Dalam surat yang ditandatangani oleh Ketua MPB, Drs. H. A. Hadi Adjin, dan Sekretaris, Sabriansyah, SKM, poin utama yang disampaikan adalah permintaan kepada DPRD untuk segera menggunakan Hak Angket.
Hal ini dipicu oleh terbitnya Surat Wakil Gubernur Nomor: 000.1.4/0003/VII/2026 tertanggal 9 Maret 2026 yang ditujukan kepada Gubernur Hidayat Arsani.
"Sudah saatnya DPRD Bersikap, sudah saatnya dilakukan penyelidikan terhadap masalah ini, jangan dibiarkan berlarut larut, karena arrogansi kepemimpinan seperti ini berpotensi mengancam keutuhan negeri serumpun sebalai yang kami cintai," tegas Hadi Adjin dalam surat terbuka tersebut.

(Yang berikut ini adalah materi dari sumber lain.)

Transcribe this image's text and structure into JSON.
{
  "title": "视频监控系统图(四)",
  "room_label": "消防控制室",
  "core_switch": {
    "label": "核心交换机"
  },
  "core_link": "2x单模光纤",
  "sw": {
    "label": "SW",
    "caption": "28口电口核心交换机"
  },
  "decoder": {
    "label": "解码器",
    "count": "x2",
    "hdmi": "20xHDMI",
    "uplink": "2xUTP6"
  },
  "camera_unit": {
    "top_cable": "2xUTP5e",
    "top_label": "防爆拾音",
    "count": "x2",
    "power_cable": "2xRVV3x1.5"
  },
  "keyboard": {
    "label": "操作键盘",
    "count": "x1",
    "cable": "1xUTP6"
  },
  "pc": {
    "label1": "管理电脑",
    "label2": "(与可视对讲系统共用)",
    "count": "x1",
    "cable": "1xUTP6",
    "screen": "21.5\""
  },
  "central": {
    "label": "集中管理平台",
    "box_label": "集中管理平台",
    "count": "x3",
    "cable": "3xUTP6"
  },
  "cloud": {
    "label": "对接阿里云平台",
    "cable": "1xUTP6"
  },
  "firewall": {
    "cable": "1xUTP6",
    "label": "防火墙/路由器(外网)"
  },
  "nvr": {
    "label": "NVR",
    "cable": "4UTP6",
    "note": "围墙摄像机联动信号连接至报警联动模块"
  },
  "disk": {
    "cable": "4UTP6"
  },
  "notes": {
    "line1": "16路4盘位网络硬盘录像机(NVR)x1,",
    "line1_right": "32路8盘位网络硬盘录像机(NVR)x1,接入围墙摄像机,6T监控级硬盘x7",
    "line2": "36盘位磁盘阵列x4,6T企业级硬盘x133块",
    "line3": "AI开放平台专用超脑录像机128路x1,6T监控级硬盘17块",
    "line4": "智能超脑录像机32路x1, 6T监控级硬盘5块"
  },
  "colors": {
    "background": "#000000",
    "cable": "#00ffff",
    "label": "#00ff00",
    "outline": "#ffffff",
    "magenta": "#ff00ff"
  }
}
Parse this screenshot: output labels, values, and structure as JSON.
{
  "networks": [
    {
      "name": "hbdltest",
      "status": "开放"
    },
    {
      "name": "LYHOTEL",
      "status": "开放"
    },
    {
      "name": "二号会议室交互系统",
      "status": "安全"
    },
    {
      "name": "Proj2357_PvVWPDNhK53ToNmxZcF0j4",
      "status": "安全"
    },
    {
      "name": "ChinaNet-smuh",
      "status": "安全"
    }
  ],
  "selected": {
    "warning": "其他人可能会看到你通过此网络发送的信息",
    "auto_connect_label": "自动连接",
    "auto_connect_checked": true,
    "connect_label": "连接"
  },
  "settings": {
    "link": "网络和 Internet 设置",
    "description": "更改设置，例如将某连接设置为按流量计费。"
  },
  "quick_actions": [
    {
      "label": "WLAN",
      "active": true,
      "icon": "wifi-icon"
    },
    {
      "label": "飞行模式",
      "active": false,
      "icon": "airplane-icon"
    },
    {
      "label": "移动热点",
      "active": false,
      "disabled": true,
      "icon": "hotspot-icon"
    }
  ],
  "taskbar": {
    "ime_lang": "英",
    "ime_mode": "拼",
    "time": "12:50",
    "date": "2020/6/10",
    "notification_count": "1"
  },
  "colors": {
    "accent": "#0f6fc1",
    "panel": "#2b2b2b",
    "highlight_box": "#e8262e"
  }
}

Masyarakat Peduli Belitong menyatakan keprihatinan mendalam atas kondisi pemerintahan selama setahun terakhir.
Mereka menilai rentetan peristiwa yang melibatkan gubernur dan wakil gubernur telah menciptakan suasana yang tidak nyaman bagi masyarakat.
Melalui surat terbuka tersebut MPB menekankan bahwa DPRD Bangka Belitung sebagai wakil rakyat tidak boleh membiarkan persoalan ini berlarut-larut.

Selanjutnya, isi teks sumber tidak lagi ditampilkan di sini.